The cave must, therefore, be viewed as a place of sepulture for a neolithic people, whose implements abound in the neighbourhood, and not as having been inhabited by a race of cannibals.
The bodies had been interred in the crouching posture, with their thighs bent, their heads resting on their arms, and their faces turned towards the valley. They rested side by side in two small holes, which had been dug in the deposit containing the bones of the animals, and the skeletons were cemented to the rock by stalagmite, and surrounded by large stones. They belonged to individuals far past the prime of life.
Both skulls were dolicho-cephalic, and the most perfect of them is described by Professor Virchow as presenting a parietal flattening, which is probably analogous to the “tête annulaire,” so commonly present in the long skulls of the neolithic age. It possesses a cephalic index of ·72 (·718 Virchow). The sutures in both the skulls were very nearly obliterated. The measurements are given in the Table in page 199.

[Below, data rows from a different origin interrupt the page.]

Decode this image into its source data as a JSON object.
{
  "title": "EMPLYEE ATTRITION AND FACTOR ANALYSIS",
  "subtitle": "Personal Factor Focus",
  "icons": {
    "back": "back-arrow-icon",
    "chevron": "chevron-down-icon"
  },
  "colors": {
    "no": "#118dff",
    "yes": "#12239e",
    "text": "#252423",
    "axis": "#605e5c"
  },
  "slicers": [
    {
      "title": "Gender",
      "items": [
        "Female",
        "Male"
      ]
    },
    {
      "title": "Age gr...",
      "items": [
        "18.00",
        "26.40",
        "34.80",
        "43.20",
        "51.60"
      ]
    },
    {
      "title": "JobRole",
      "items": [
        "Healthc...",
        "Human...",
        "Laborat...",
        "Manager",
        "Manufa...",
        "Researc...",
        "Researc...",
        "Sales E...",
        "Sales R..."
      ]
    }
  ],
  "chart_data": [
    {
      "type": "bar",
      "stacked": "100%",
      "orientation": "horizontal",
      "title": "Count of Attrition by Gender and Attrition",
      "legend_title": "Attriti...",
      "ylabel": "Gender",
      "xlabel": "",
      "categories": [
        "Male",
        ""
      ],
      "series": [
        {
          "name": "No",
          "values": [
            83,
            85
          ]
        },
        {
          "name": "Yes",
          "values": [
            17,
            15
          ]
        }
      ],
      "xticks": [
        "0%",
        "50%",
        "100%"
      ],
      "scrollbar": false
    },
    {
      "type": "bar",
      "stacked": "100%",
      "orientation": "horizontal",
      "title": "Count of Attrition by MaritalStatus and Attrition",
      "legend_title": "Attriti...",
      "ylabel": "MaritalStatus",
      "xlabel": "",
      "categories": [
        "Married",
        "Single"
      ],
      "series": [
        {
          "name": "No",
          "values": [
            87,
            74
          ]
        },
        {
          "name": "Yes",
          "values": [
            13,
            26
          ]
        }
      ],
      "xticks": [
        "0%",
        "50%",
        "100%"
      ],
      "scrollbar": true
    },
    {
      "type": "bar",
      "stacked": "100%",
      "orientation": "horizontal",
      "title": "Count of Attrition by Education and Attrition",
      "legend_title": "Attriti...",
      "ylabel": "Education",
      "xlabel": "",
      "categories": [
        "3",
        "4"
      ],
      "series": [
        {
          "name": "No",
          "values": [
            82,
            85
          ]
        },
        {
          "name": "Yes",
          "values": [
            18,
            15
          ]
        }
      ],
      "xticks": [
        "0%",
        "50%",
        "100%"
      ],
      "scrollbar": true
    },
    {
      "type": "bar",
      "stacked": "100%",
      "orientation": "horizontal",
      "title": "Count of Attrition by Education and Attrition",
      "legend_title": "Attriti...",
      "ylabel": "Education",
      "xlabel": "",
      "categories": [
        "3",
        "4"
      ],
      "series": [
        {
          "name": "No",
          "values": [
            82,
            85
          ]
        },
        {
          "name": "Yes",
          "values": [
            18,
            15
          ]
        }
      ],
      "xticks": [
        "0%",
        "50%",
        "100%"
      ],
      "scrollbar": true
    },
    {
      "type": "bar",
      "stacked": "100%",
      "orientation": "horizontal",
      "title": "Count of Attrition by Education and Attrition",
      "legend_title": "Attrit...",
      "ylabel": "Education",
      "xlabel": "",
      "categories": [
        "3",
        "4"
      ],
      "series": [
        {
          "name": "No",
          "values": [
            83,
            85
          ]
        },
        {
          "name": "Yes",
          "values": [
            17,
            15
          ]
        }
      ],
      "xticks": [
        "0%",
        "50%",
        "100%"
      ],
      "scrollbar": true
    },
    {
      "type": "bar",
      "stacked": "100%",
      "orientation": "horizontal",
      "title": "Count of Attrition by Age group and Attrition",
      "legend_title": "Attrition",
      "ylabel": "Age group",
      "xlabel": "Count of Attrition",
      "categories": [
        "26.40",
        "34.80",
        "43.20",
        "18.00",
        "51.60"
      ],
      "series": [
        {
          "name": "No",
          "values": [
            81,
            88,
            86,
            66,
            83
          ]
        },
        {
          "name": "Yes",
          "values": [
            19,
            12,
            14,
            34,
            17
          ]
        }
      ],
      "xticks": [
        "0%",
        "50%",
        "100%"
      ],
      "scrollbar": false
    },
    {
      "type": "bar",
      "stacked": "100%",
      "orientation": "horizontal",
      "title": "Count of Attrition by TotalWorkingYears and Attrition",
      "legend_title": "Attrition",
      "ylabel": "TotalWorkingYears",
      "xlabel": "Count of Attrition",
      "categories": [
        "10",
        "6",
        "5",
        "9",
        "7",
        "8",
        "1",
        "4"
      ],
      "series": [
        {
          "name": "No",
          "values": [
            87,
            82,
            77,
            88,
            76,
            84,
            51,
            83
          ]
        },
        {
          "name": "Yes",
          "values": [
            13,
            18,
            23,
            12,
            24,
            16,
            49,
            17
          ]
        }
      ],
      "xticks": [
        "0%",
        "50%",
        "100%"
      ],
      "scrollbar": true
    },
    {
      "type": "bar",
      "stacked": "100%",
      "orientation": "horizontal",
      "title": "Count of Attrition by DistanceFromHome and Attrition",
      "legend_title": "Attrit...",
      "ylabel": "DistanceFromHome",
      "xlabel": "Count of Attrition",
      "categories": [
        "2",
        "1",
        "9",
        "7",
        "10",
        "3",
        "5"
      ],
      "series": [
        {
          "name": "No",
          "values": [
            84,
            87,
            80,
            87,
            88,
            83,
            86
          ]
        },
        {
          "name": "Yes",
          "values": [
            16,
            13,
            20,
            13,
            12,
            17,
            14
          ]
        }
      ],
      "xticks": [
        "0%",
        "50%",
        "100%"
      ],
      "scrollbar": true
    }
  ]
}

The crania, in all these characters, are to be classified with the long skulls from the caves and chambered tombs of France, Britain, and Spain. They belong to people in the same stage of culture, and practising the same mode of burial in a crouching posture. Chauvaux is the furthest cave to the east on the continent of Europe, in which traces of this long-headed race have been observed.
The Cave of Sclaigneaux.
The cave of Sclaigneaux,[139] explored by M. Arnould, near the hamlet of that name, fourteen miles from Namur, has been proved to contain human bones, lying mixed with those of the animals in the refuse-heap on the floor, as in the cave of Chauvaux. The animals belonged to existing species:—
Hedgehog.
Badger.
Beech-marten.
Weazel.
Fox.
Dog.
Wild Cat.
Hare.
Rabbit.
Ox.
Goat.
Stag.
Boar.
Horse.
Rodents.
Bones of birds, frogs, and fishes were also met with. Intermingled with these were human skeletons, disposed in a rude sort of order, and belonging to bodies which had been interred at different times. From the lower jaws M. Arnould calculates that the number of bodies interred was not less than sixty-two, of which twelve belonged to aged individuals, twenty-one to those in the prime of life, sixteen to young adults, and thirteen to children.